During the wind turbines operation phase, environmental impact issues arise on the following elements: noise, visuals, vibrations, impact on fauna and flora produced by them.
“When carefully considered and having minimised wind farms’ all possible factors of negative impact on people and the environment at all stages of their life cycle, wind power today is one of the safest forms of power generation,” Roman Denisov opined, drawing attention to land sites where wind farms operate being routinely NOT expropriated entirely, but transferred to agricultural ownership. “Also in the areas bordering the wind power plants, traffic is reduced in some cases and predator populations are diminished, which has a positive impact on the annual survival of some species.”
With regard to the impact on human life and activities, we can cite a last year Oxford University study.
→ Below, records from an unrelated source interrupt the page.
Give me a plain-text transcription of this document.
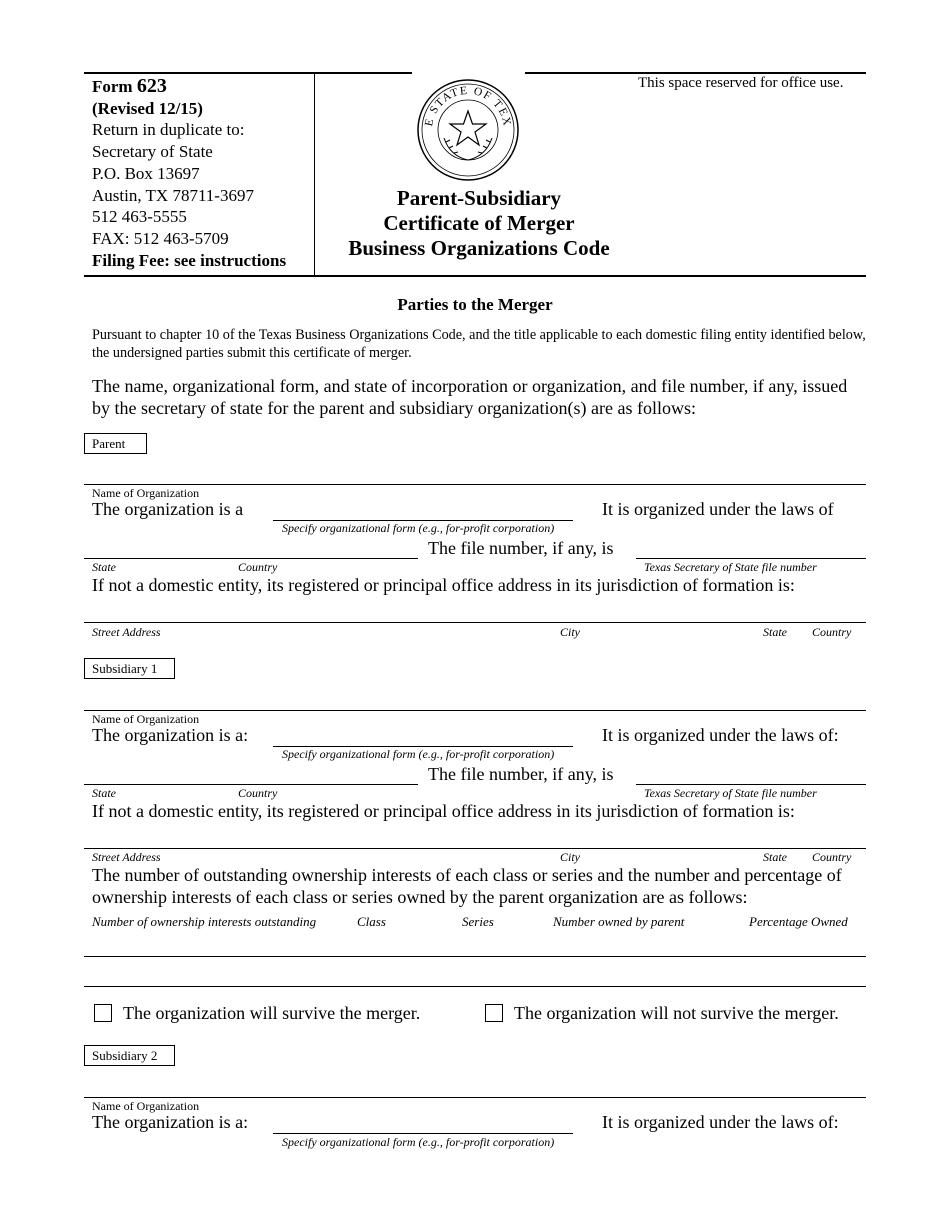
Form 623
(Revised 12/15)
Return in duplicate to:
Secretary of State
P.O. Box 13697
Austin, TX 78711-3697
512 463-5555
FAX: 512 463-5709
Filing Fee: see instructions
This space reserved for office use.
E STATE OF TEX
Parent-Subsidiary
Certificate of Merger
Business Organizations Code
Parties to the Merger
Pursuant to chapter 10 of the Texas Business Organizations Code, and the title applicable to each domestic filing entity identified below, the undersigned parties submit this certificate of merger.
The name, organizational form, and state of incorporation or organization, and file number, if any, issued by the secretary of state for the parent and subsidiary organization(s) are as follows:
Parent
Name of Organization
The organization is a
Specify organizational form (e.g., for-profit corporation)
It is organized under the laws of
The file number, if any, is
State	Country	Texas Secretary of State file number
If not a domestic entity, its registered or principal office address in its jurisdiction of formation is:
Street Address	City	State Country
Subsidiary 1
Name of Organization
The organization is a:
Specify organizational form (e.g., for-profit corporation)
It is organized under the laws of:
The file number, if any, is
State	Country	Texas Secretary of State file number
If not a domestic entity, its registered or principal office address in its jurisdiction of formation is:
Street Address	City	State Country
The number of outstanding ownership interests of each class or series and the number and percentage of ownership interests of each class or series owned by the parent organization are as follows:
Number of ownership interests outstanding	Class	Series	Number owned by parent	Percentage Owned
The organization will survive the merger.	The organization will not survive the merger.
Subsidiary 2
Name of Organization
The organization is a:
Specify organizational form (e.g., for-profit corporation)
It is organized under the laws of:
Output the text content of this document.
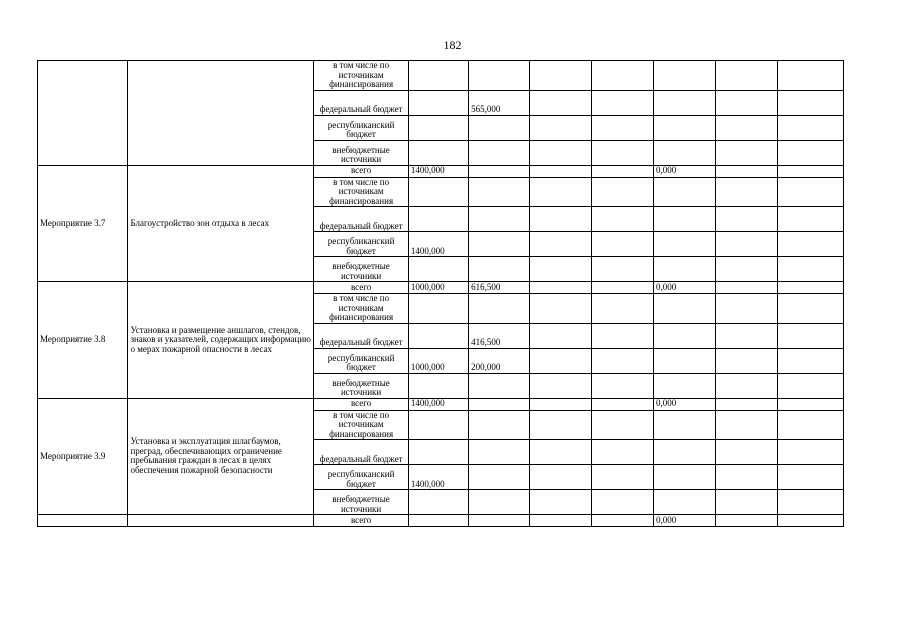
182
		в том числе по источникам финансирования							
		федеральный бюджет		565,000					
		республиканский бюджет							
		внебюджетные источники							
Мероприятие 3.7	Благоустройство зон отдыха в лесах	всего	1400,000				0,000		
		в том числе по источникам финансирования							
		федеральный бюджет							
		республиканский бюджет	1400,000						
		внебюджетные источники							
Мероприятие 3.8	Установка и размещение аншлагов, стендов, знаков и указателей, содержащих информацию о мерах пожарной опасности в лесах	всего	1000,000	616,500			0,000		
		в том числе по источникам финансирования							
		федеральный бюджет		416,500					
		республиканский бюджет	1000,000	200,000					
		внебюджетные источники							
Мероприятие 3.9	Установка и эксплуатация шлагбаумов, преград, обеспечивающих ограничение пребывания граждан в лесах в целях обеспечения пожарной безопасности	всего	1400,000				0,000		
		в том числе по источникам финансирования							
		федеральный бюджет							
		республиканский бюджет	1400,000						
		внебюджетные источники							
		всего					0,000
According to it, “…there were no significant differences between the wind turbine noise and control night for sleep onset, sleep duration, or indicators of sleep fragmentation or sleep continuity… There was a longer rapid eye movement (REM) sleep latency (+16.8 min) and lower amount of REM sleep (−11.1 min, −2.2%) in WTN nights. Other measures of objective sleep did not differ significantly between nights, including key indicators of sleep disturbance…”
At the end of the life cycle, a pertinent question arises as to the disposal of the components of a wind turbine. As this issue is now receiving special attention, European investors planning to build wind power plants already include the cost of dismantling and recycling the equipment in their CAPEX. The challenge of eliminating waste in wind power is being worked on by major manufacturers, with millions of dollars in budgets to develop industrial solutions.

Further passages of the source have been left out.